Upper photo: One month old heirloom wheat seedlings (wheatgrass) I grew in a community garden plot a few years ago. I planted the seeds May 1. The photo was taken May 31.
Lower photo: My ready-to-harvest wheat in late August.
I saved the seeds for several years. I ground the hard spring wheat variety into excellent sourdough bread flour.
I began my day by feeding the sourdough to make a loaf of my 100% whole wheat bread for myself and soaking soybeans from our natural foods buying club for making soymilk that evening. Then I went out on the back balcony to do some weaving. Mornings are peaceful. I love the morning sky. Since the monsoon rains have begun it has rained almost every night but in the morning it is usually sunny. The pea vines are now as tall as I am.
After breakfast I ground some whole wheat flour to bake bread, made the bread, and then set it one the porch to rise. I spun yarn while keeping an eye on the bread dough.
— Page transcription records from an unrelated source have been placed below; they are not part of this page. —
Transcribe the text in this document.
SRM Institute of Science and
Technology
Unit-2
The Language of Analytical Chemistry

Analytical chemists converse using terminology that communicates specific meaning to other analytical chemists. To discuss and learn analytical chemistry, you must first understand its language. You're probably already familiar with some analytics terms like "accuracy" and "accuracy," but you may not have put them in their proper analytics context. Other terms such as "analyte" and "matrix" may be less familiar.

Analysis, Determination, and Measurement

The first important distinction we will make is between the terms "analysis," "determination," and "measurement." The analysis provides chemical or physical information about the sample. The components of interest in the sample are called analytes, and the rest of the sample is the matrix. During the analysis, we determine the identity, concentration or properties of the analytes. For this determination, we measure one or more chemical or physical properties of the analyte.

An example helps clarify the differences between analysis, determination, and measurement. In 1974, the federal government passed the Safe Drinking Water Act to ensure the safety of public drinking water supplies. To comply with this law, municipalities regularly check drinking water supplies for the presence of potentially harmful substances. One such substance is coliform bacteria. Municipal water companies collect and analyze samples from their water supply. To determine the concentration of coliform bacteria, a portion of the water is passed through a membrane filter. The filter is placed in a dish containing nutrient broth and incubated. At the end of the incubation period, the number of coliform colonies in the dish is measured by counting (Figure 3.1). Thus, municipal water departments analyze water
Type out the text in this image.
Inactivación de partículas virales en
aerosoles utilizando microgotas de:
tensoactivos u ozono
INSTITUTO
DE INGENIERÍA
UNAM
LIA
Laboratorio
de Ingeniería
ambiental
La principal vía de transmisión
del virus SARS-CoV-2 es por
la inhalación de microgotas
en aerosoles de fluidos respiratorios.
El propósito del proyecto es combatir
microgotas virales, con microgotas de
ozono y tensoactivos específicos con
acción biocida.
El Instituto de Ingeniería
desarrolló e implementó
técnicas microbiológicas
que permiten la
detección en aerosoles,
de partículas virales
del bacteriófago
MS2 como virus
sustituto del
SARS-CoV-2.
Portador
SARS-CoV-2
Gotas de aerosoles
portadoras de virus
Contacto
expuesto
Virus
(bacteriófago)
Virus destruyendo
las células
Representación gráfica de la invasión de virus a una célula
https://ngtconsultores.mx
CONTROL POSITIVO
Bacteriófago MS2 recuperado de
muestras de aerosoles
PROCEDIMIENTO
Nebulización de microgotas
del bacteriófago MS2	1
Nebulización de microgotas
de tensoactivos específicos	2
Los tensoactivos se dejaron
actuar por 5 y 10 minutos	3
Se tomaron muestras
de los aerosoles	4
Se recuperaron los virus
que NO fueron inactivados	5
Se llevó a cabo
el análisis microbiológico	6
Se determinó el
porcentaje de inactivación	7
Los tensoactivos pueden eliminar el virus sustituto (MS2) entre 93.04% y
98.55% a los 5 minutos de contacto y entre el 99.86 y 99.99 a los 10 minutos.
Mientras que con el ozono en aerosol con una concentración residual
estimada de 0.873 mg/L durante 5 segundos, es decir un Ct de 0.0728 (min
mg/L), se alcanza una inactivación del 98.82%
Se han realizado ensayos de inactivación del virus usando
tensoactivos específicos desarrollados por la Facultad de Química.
In the afternoon, I bicycled to East Flagstaff along the Route 66 bicycle/pedestrian trail to shop at Goodwill, my favorite thrift store, and the 4th Street Flagstaff Farmer’s Market, a locally owned produce store that has been increasing its organic and local produce options. Mount Elden looms in the background.
I made the soymilk and cooked dinner in the early evening. We watched a documentary while eating dinner.
These photos show hard red wheat being ground into flour in my grain mill for making my sourdough breads.
Wheat flour has a number of characteristics that affect the quality of bread. These characteristics produce breads with different textures, flavors and degree of rise. Gluten quality is one of these characteristics.
Hard high-protein flour is bread flour, while soft low-protein flour is pastry flour. Bread flour contains up to 14–18% protein. Spelt is also relatively hard. Softer wheats range from 6.5–11 percent protein and are used for pastries and quick breads. All-purpose flour is a blend of hard and soft wheat.
The protein content and quality of wheat is directly related to the development of gluten—the long, flexible, rubbery strands of protein that form the structure of bread dough, creating millions of tiny air pockets that fill with the carbon dioxide gas produced by yeast. While gluten is a type of protein, not all of the proteins found in wheat link together to form gluten. Protein molecules are composed of linked chains of amino acids. Gluten is composed of two amino acids, glutenin and gliadin. When water is mixed into wheat flour, the water molecules link together with the glutenin and gliadin to create gluten.
The ratio of glutenin to gliadin varies among different wheat species and varieties. Glutenin gives gluten its elastic strength. Gluten with a high proportion of glutenin is very difficult to stretch, like a tight new bungee cord. On the other hand, gliadin adds extensibility — it stretches easily. Gluten containing a higher percentage of gliadin can stretch farther without breaking, which allows it to capture bigger air bubbles, creating a lighter, fluffier texture in the finished bread. However, a very high ratio of gliadin to glutenin creates slack dough that cannot hold its shape without a pan.
Gluten high in glutenin is “strong.” Gluten high in gliadin is “weak.”
- Hard common wheat and spelt have strong gluten. To make free form loaves of whole wheat artisan bread, you must use at least 75 percent hard wheat or spelt flour. However, many artisan bakers use softer or all-purpose flour if they use refined flour to make artisan breads, as too much gluten in white flour creates a dense crumb structure while softer wheats create the more open holes characteristic of artisan breads.
- Durum (called semolina in it’s coarser form) is very high in glutenin and low in gliadin. This makes durum dough very “tight” and time-consuming to knead.
- The ancient wheats (einkorn, emmer, kamut) tend to be high in gliadin, which makes them slack and less able to hold their shape without a loaf pan.